Mr Fallon has told us that he is seeking to win over more MPs to the idea that the UK should join in bombing ISIL in Syria. He tells us it makes no sense for us to bomb ISIL in Iraq, but not to bomb them if they step over the border into Syria.
There are of course two ways of dealing with this apparent anomaly. We could decide to bomb them in both places as he wishes, or we could decide to bomb them in neither. At some point war in Iraq and Syria has to give way to a peace settlement. At some point people have to lay down their arms and turn to the much maligned arts of politics to seek a way of living together. When that happens in Syria a thug government has to talk to terrorist opponents, and the potential moderates have to find their voices and voting support in order to offer some solutions that are more palatable.
There are reasons why the UK has not rushed to bomb in Syria as well as in Iraq. Mr Fallon has to recall that when the government last wanted Parliament to vote to support bombing, it was to support bombing against Assad in the name of his opponents. I refused to do so then not because I have any love of Assad’s brutal regime, but because I could not see a friendly democratic opposition who could rise up, win the war and offer a peaceful transition to better government. I was worried that harming Assad more could either give opportunity to extremists to take over, or might just prolong the war and bloodshed further.
Iraq and Syria are different, not least because the Iraqi government has asked us to help them by bombing ISIL, whereas Assad does not. The UK sees the Iraqi government as different in kind from the government of Syria. Legally the case is easier for Iraq than for Syria. Politically and morally the UK government is happier to help the government of Iraq than the government of Syria.

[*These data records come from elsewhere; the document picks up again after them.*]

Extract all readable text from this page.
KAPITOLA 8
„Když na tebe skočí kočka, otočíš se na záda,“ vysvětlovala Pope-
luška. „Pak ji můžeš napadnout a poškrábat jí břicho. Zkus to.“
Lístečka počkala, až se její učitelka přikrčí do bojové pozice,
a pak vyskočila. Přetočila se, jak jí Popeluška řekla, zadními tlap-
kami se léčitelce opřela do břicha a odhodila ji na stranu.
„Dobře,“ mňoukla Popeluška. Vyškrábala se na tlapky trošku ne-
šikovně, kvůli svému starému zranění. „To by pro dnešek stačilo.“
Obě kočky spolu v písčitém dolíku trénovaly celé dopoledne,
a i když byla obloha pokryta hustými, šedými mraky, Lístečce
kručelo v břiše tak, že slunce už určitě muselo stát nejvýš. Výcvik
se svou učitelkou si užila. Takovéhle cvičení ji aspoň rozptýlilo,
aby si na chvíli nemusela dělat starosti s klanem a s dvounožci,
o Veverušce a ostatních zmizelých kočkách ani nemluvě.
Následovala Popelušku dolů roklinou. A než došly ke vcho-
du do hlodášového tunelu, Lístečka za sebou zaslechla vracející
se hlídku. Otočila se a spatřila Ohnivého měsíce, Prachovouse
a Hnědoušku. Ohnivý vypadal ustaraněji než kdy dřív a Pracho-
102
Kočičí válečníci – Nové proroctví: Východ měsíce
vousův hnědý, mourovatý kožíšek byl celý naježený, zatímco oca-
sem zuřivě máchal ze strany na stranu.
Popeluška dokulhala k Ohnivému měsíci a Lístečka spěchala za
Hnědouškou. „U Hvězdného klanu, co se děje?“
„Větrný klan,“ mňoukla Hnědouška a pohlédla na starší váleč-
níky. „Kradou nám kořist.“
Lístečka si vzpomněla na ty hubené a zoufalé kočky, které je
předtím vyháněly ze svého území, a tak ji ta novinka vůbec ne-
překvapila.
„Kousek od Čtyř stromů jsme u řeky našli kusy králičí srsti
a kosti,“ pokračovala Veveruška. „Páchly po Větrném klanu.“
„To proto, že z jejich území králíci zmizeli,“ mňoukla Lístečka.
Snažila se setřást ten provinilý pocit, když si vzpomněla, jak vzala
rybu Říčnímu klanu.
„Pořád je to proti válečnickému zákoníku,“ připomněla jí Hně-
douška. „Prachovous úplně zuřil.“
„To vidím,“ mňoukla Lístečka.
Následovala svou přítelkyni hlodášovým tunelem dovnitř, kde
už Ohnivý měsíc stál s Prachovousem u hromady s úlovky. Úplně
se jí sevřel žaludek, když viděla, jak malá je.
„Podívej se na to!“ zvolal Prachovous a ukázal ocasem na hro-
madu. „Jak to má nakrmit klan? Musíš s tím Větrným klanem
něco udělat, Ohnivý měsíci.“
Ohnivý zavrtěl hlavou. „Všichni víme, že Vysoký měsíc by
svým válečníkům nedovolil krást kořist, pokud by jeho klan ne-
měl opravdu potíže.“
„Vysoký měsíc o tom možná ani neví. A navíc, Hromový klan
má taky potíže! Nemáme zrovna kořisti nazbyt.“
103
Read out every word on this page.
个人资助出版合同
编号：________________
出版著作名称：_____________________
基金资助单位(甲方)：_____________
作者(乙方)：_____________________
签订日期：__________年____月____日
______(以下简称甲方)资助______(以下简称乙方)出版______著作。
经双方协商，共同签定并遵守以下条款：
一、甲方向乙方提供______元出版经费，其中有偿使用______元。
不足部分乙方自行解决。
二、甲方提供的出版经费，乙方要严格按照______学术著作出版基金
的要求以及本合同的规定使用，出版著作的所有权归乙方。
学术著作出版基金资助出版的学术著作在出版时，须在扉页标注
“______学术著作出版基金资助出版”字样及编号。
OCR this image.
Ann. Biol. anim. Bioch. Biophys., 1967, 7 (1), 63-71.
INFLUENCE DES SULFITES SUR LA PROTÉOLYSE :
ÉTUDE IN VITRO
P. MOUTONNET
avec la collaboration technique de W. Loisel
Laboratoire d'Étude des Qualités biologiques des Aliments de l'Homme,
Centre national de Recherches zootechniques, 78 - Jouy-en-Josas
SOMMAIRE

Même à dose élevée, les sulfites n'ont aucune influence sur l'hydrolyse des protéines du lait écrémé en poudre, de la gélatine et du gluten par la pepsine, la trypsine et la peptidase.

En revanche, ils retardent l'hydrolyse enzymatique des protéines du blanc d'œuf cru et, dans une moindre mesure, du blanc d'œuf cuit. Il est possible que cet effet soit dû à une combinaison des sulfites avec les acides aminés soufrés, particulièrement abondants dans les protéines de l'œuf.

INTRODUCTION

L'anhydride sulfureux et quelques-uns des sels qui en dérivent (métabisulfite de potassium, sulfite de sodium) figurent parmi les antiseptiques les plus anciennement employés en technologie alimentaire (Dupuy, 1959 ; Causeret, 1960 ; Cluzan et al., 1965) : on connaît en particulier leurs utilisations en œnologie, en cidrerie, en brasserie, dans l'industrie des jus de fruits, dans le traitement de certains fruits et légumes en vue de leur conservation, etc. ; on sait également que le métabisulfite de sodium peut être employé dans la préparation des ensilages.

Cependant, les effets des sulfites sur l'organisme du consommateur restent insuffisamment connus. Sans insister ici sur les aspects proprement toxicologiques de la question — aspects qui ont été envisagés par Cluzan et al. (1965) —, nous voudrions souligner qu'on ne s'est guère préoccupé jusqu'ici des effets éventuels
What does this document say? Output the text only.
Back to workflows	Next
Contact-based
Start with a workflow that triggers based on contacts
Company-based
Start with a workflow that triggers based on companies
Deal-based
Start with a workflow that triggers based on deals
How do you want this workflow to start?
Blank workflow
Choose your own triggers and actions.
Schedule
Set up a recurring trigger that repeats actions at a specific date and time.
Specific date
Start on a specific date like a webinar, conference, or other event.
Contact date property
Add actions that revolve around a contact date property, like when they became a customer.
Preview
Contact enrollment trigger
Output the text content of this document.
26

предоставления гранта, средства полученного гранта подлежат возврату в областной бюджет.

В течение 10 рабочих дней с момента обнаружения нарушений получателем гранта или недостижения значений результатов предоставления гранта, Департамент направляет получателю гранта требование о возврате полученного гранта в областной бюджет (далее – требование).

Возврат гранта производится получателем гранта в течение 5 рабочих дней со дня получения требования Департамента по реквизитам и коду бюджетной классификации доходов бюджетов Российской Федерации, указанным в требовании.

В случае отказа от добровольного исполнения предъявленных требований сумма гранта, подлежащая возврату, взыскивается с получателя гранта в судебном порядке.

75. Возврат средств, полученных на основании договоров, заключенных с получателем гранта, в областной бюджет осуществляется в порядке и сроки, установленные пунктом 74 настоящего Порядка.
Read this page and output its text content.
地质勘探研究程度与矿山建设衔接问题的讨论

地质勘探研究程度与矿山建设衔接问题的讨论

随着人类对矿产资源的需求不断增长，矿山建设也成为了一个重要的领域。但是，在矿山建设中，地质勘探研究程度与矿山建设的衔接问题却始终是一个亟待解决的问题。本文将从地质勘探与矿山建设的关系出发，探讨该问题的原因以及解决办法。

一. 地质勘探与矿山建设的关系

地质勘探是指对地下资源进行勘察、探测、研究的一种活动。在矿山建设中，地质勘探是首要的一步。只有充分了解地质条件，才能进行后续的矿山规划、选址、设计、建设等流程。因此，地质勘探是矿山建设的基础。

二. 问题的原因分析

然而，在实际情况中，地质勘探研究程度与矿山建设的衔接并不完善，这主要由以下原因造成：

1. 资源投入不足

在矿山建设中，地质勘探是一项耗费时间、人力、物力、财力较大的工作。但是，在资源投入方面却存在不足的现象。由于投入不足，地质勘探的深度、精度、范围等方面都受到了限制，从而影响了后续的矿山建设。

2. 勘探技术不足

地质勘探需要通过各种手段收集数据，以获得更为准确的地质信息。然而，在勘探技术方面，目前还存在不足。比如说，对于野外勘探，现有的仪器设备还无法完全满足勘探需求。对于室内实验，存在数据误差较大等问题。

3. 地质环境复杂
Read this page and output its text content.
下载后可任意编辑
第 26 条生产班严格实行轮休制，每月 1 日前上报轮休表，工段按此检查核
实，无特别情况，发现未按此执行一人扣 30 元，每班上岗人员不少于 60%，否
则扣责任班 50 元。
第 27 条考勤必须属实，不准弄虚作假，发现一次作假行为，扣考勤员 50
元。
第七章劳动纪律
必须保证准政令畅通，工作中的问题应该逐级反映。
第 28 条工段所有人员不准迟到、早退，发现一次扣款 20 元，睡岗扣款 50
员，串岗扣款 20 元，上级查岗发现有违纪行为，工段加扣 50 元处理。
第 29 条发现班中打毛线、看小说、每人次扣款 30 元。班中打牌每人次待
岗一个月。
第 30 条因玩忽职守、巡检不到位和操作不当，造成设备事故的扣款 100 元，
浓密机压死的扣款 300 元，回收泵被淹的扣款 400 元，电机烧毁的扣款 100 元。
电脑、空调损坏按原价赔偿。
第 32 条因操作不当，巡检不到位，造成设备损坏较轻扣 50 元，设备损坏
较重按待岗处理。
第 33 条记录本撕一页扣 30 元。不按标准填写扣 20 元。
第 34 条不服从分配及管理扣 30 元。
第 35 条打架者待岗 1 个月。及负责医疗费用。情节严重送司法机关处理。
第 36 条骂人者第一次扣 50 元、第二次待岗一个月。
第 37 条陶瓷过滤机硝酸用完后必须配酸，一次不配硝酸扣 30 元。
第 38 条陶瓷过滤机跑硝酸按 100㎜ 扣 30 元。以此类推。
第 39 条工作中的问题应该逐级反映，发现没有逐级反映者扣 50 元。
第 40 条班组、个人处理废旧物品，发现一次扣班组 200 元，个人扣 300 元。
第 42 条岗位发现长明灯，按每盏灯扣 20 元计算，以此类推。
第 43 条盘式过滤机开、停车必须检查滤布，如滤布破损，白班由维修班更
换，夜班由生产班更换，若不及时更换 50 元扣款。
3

In other ways they are similar. Both countries contain entrenched warring factions. Both have terrorist problems not just from ISIL but also from groups like Al Qaeda and Jabhat al Nusra. Both are split between Sunni and Shia groups. Both have Kurdish areas where the people want an independent state.
The best the UK could offer might be to seek to lead a very difficult initiative to get the forces and factions on the ground and the great and regional powers circling the two conflicts to sit down and discuss borders, systems of government, and who is best equipped to lead. Russia’s intervention is clearly trying to move the forces in Assad’s favour in Syria, not something the west welcomes. The longer the west delays in seeking a negotiated solution, the worse the position on the ground may become.